Senate apparent meltdown on immigration: Durbin's 14-hours of negotiations.
``We hoped that after all of the jubilation over a bi-partisan agreement, that we could move towards a process that led to passage of the bill.’’
---Sen. Dick Durbin (D-Ill.) after a 14-hour marathon day of negotiating on the immigration bill, near 10 p.m. eastern time, briefing reporters in the Senate Press Gallery.
In the morning, Durbin and a bi-partisan coalition announced a deal. In the evening, problems: a meltdown over process.
Two issues:
1. Democrats want to limit the number of amendments that can be debated on the deal. GOP opponents to the bipartisan deal have a slew of amendments they want to offer.

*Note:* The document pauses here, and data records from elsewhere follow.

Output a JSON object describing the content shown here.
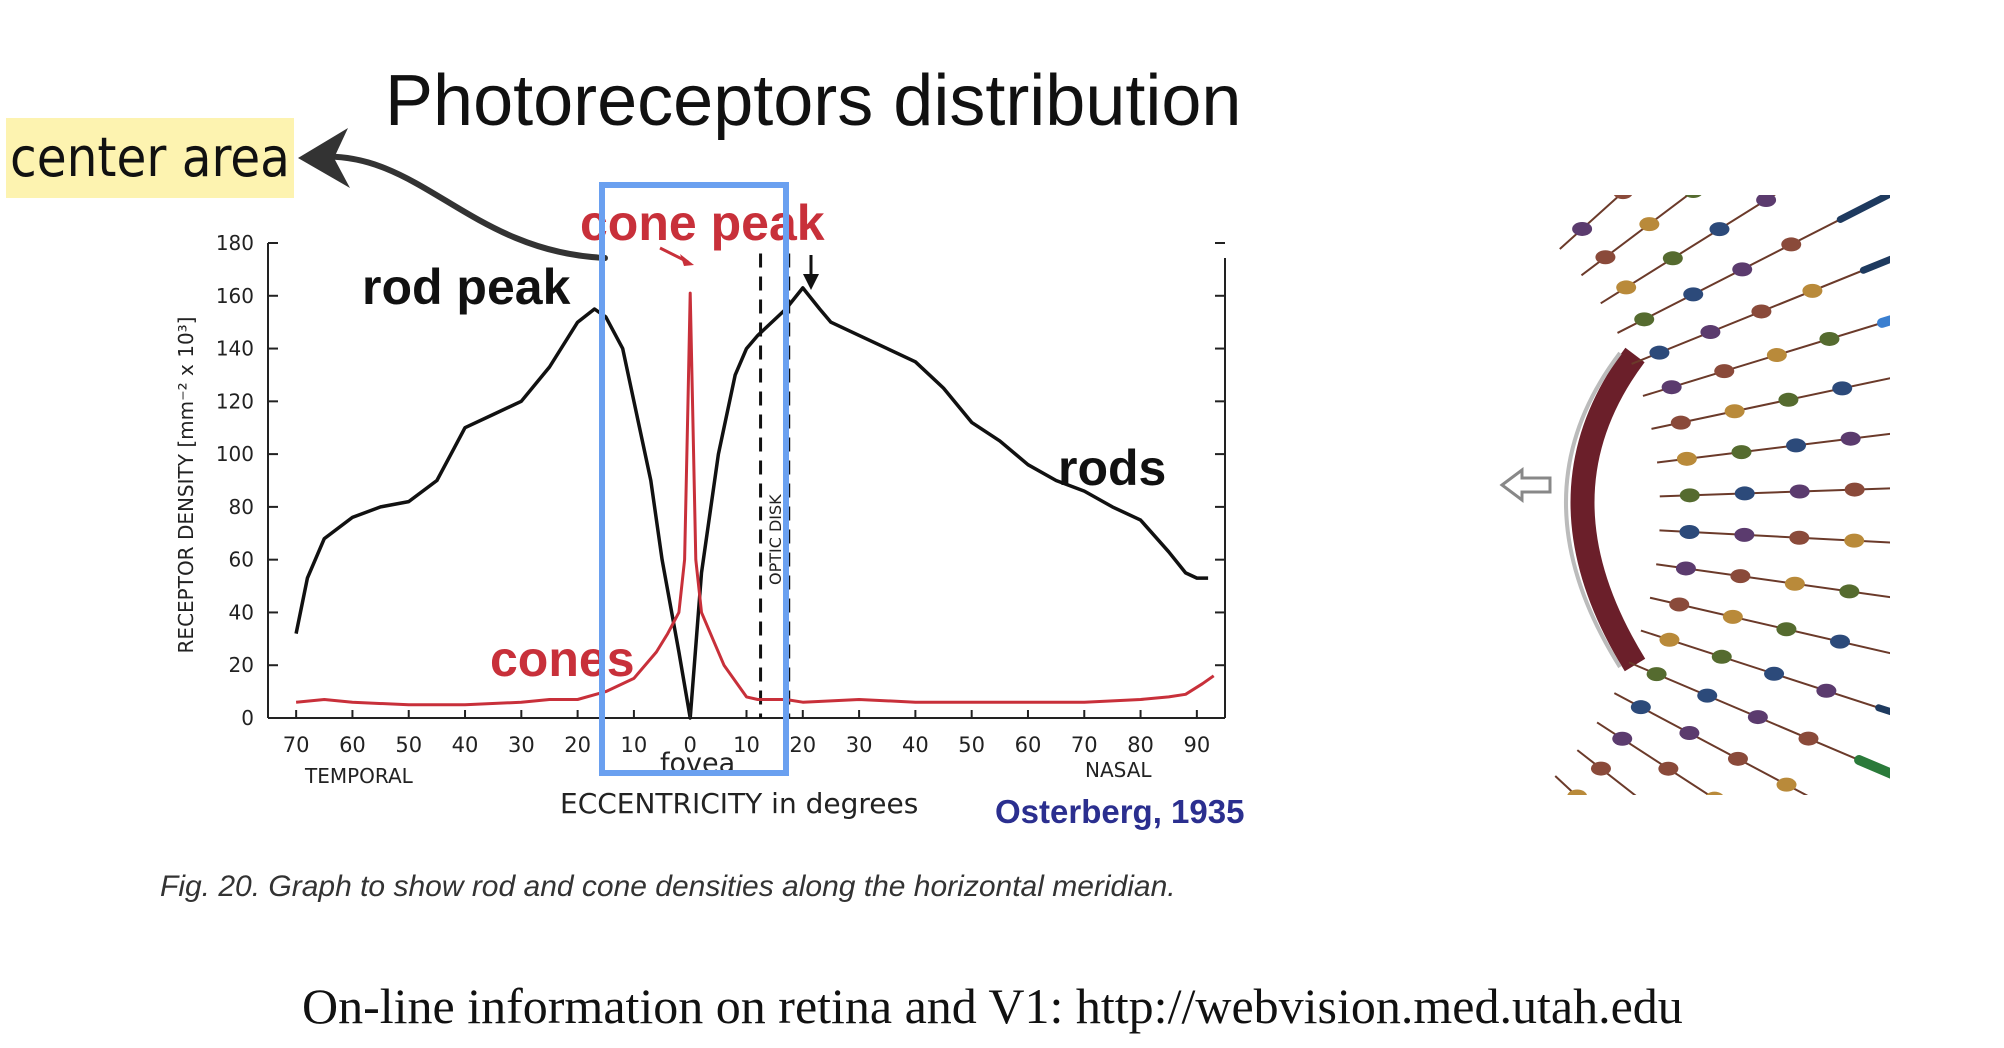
{
  "slide": {
    "title": "Photoreceptors distribution",
    "highlight_label": "center area",
    "caption": "Fig. 20. Graph to show rod and cone densities along the horizontal meridian.",
    "footer": "On-line information on retina and V1: http://webvision.med.utah.edu"
  },
  "colors": {
    "rods": "#111111",
    "cones": "#c8303a",
    "highlight_box": "#6aa0f0",
    "label_bg": "#fdf3b0",
    "citation": "#2b2f8f"
  },
  "chart_data": {
    "type": "line",
    "ylabel": "RECEPTOR DENSITY [mm⁻² x 10³]",
    "xlabel": "ECCENTRICITY in degrees",
    "xlim": [
      -75,
      95
    ],
    "ylim": [
      0,
      180
    ],
    "yticks": [
      0,
      20,
      40,
      60,
      80,
      100,
      120,
      140,
      160,
      180
    ],
    "xticks": [
      -70,
      -60,
      -50,
      -40,
      -30,
      -20,
      -10,
      0,
      10,
      20,
      30,
      40,
      50,
      60,
      70,
      80,
      90
    ],
    "xtick_labels": [
      "70",
      "60",
      "50",
      "40",
      "30",
      "20",
      "10",
      "0",
      "10",
      "20",
      "30",
      "40",
      "50",
      "60",
      "70",
      "80",
      "90"
    ],
    "direction_labels": {
      "left": "TEMPORAL",
      "right": "NASAL",
      "center": "fovea"
    },
    "optic_disc_label": "OPTIC DISK",
    "optic_disc_range": [
      12.5,
      17.5
    ],
    "citation": "Osterberg, 1935",
    "annotations": {
      "rod_peak": "rod peak",
      "cone_peak": "cone peak",
      "rods": "rods",
      "cones": "cones"
    },
    "series": [
      {
        "name": "rods",
        "x": [
          -70,
          -68,
          -65,
          -60,
          -55,
          -50,
          -45,
          -42,
          -40,
          -35,
          -30,
          -25,
          -20,
          -17,
          -15,
          -12,
          -10,
          -7,
          -5,
          -2,
          0,
          2,
          5,
          8,
          10,
          12,
          13,
          17,
          20,
          23,
          25,
          30,
          35,
          40,
          45,
          50,
          55,
          60,
          65,
          70,
          75,
          80,
          85,
          88,
          90,
          92
        ],
        "y": [
          32,
          53,
          68,
          76,
          80,
          82,
          90,
          102,
          110,
          115,
          120,
          133,
          150,
          155,
          152,
          140,
          120,
          90,
          60,
          25,
          0,
          55,
          100,
          130,
          140,
          145,
          147,
          155,
          163,
          155,
          150,
          145,
          140,
          135,
          125,
          112,
          105,
          96,
          90,
          86,
          80,
          75,
          63,
          55,
          53,
          53
        ]
      },
      {
        "name": "cones",
        "x": [
          -70,
          -65,
          -60,
          -50,
          -40,
          -30,
          -25,
          -20,
          -15,
          -10,
          -6,
          -4,
          -2,
          -1,
          -0.4,
          0,
          0.4,
          1,
          2,
          4,
          6,
          10,
          12,
          17,
          20,
          30,
          40,
          50,
          60,
          70,
          80,
          85,
          88,
          91,
          93
        ],
        "y": [
          6,
          7,
          6,
          5,
          5,
          6,
          7,
          7,
          10,
          15,
          25,
          32,
          40,
          60,
          120,
          161,
          120,
          60,
          40,
          30,
          20,
          8,
          7,
          7,
          6,
          7,
          6,
          6,
          6,
          6,
          7,
          8,
          9,
          13,
          16
        ]
      }
    ]
  }
}
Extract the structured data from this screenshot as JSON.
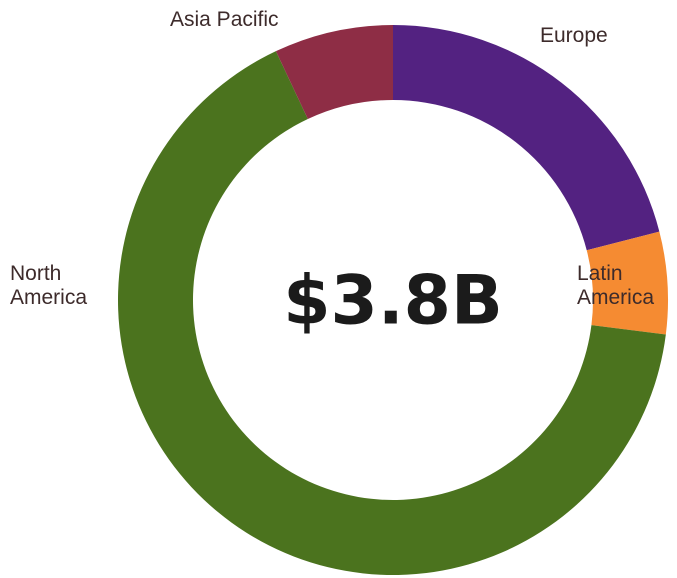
{
  "chart_data": {
    "type": "donut",
    "center_label": "$3.8B",
    "categories": [
      "Europe",
      "Latin America",
      "North America",
      "Asia Pacific"
    ],
    "values": [
      21,
      6,
      66,
      7
    ],
    "colors": [
      "#532281",
      "#f58b32",
      "#4b731e",
      "#8e2d45"
    ]
  }
}
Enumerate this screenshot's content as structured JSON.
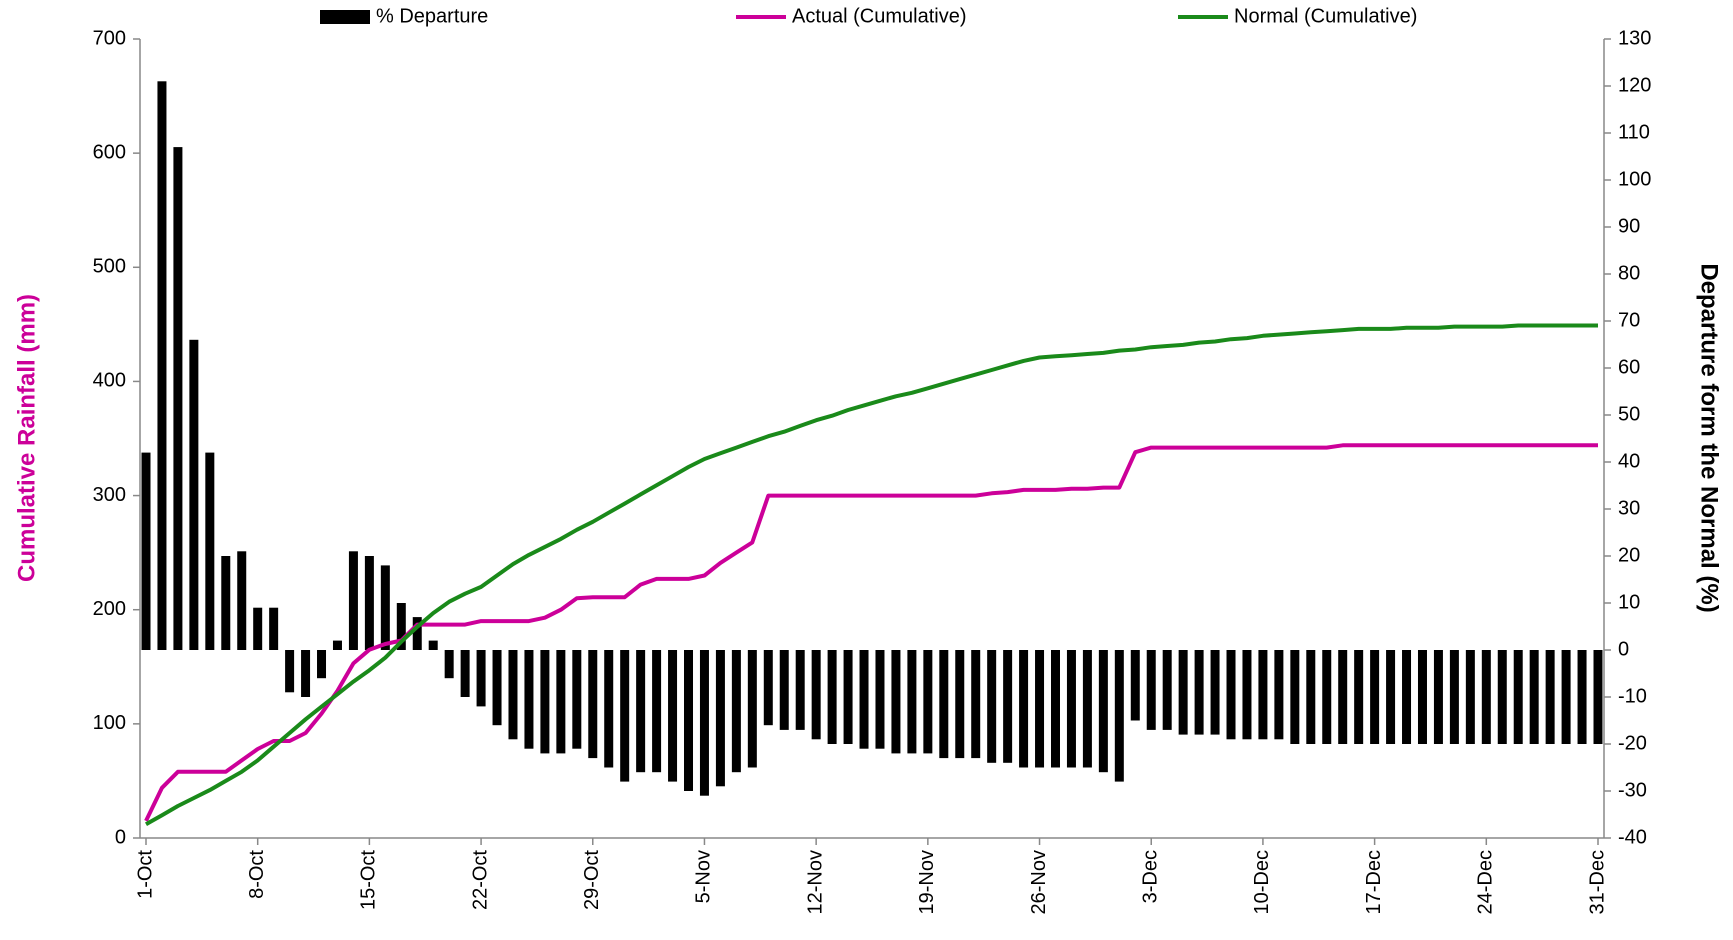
{
  "chart_data": {
    "type": "bar_line_dual_axis",
    "y_label": "Cumulative Rainfall (mm)",
    "y2_label": "Departure form the Normal (%)",
    "categories": [
      "1-Oct",
      null,
      null,
      null,
      null,
      null,
      null,
      "8-Oct",
      null,
      null,
      null,
      null,
      null,
      null,
      "15-Oct",
      null,
      null,
      null,
      null,
      null,
      null,
      "22-Oct",
      null,
      null,
      null,
      null,
      null,
      null,
      "29-Oct",
      null,
      null,
      null,
      null,
      null,
      null,
      "5-Nov",
      null,
      null,
      null,
      null,
      null,
      null,
      "12-Nov",
      null,
      null,
      null,
      null,
      null,
      null,
      "19-Nov",
      null,
      null,
      null,
      null,
      null,
      null,
      "26-Nov",
      null,
      null,
      null,
      null,
      null,
      null,
      "3-Dec",
      null,
      null,
      null,
      null,
      null,
      null,
      "10-Dec",
      null,
      null,
      null,
      null,
      null,
      null,
      "17-Dec",
      null,
      null,
      null,
      null,
      null,
      null,
      "24-Dec",
      null,
      null,
      null,
      null,
      null,
      null,
      "31-Dec"
    ],
    "series": [
      {
        "name": "% Departure",
        "type": "bar",
        "axis": "y2",
        "color": "#000000",
        "values": [
          42,
          121,
          107,
          66,
          42,
          20,
          21,
          9,
          9,
          -9,
          -10,
          -6,
          2,
          21,
          20,
          18,
          10,
          7,
          2,
          -6,
          -10,
          -12,
          -16,
          -19,
          -21,
          -22,
          -22,
          -21,
          -23,
          -25,
          -28,
          -26,
          -26,
          -28,
          -30,
          -31,
          -29,
          -26,
          -25,
          -16,
          -17,
          -17,
          -19,
          -20,
          -20,
          -21,
          -21,
          -22,
          -22,
          -22,
          -23,
          -23,
          -23,
          -24,
          -24,
          -25,
          -25,
          -25,
          -25,
          -25,
          -26,
          -28,
          -15,
          -17,
          -17,
          -18,
          -18,
          -18,
          -19,
          -19,
          -19,
          -19,
          -20,
          -20,
          -20,
          -20,
          -20,
          -20,
          -20,
          -20,
          -20,
          -20,
          -20,
          -20,
          -20,
          -20,
          -20,
          -20,
          -20,
          -20,
          -20,
          -20
        ]
      },
      {
        "name": "Actual (Cumulative)",
        "type": "line",
        "axis": "y",
        "color": "#cc0099",
        "values": [
          15,
          44,
          58,
          58,
          58,
          58,
          68,
          78,
          85,
          85,
          92,
          109,
          129,
          153,
          165,
          170,
          173,
          187,
          187,
          187,
          187,
          190,
          190,
          190,
          190,
          193,
          200,
          210,
          211,
          211,
          211,
          222,
          227,
          227,
          227,
          230,
          241,
          250,
          259,
          300,
          300,
          300,
          300,
          300,
          300,
          300,
          300,
          300,
          300,
          300,
          300,
          300,
          300,
          302,
          303,
          305,
          305,
          305,
          306,
          306,
          307,
          307,
          338,
          342,
          342,
          342,
          342,
          342,
          342,
          342,
          342,
          342,
          342,
          342,
          342,
          344,
          344,
          344,
          344,
          344,
          344,
          344,
          344,
          344,
          344,
          344,
          344,
          344,
          344,
          344,
          344,
          344
        ]
      },
      {
        "name": "Normal (Cumulative)",
        "type": "line",
        "axis": "y",
        "color": "#1a8a1a",
        "values": [
          12,
          20,
          28,
          35,
          42,
          50,
          58,
          68,
          80,
          92,
          104,
          115,
          126,
          137,
          147,
          158,
          172,
          185,
          197,
          207,
          214,
          220,
          230,
          240,
          248,
          255,
          262,
          270,
          277,
          285,
          293,
          301,
          309,
          317,
          325,
          332,
          337,
          342,
          347,
          352,
          356,
          361,
          366,
          370,
          375,
          379,
          383,
          387,
          390,
          394,
          398,
          402,
          406,
          410,
          414,
          418,
          421,
          422,
          423,
          424,
          425,
          427,
          428,
          430,
          431,
          432,
          434,
          435,
          437,
          438,
          440,
          441,
          442,
          443,
          444,
          445,
          446,
          446,
          446,
          447,
          447,
          447,
          448,
          448,
          448,
          448,
          449,
          449,
          449,
          449,
          449,
          449
        ]
      }
    ],
    "ylim": [
      0,
      700
    ],
    "yticks": [
      0,
      100,
      200,
      300,
      400,
      500,
      600,
      700
    ],
    "y2lim": [
      -40,
      130
    ],
    "y2ticks": [
      -40,
      -30,
      -20,
      -10,
      0,
      10,
      20,
      30,
      40,
      50,
      60,
      70,
      80,
      90,
      100,
      110,
      120,
      130
    ],
    "y_label_color": "#cc0099",
    "legend": "top"
  }
}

Durbin said an anticipated large number of amendments would be the equivalent of a filibuster.<snip>
http://blogs.suntimes.com/sweet/2006/04/senate_apparent_meltdown_on_im.htmlFrist is looking like either a fool or a conniving jerk. He prematurely holds a press conference today touting his grand compromise to get the bill passed in the Senate and then we find that he's willing to let the Southern Republicans effectively filibuster by trying to allow 100s of amendments to be debated (at about an hour each). Harry Reid and Dick Durbin refused to play ball particularly as a number of the amendments have poison pill provisions.
The typical example is the Kyl amendment. He's selling it as a provision to bar criminals from legalizing. One problem - the bill already does this. It's the provisions which would bar people who have ever been in deportation proceedings from participating - something that would take a million people out of the program even if the reason they were in deportation had nothing to do with criminal activity (e.g. coming as a student and dropping a course to fall below full time status). If the Dems vote against, the Republicans can say they voted to let criminals become citizens. See how it works. So Reid put his foot down on that bill and the hundreds of others that all do the same kind of thing. Most of the amendments are being offered by people who have no intention of voting for the bill even if their amendments pass.
There's still time for a deal, but the GOP's internal divisions are making it tough.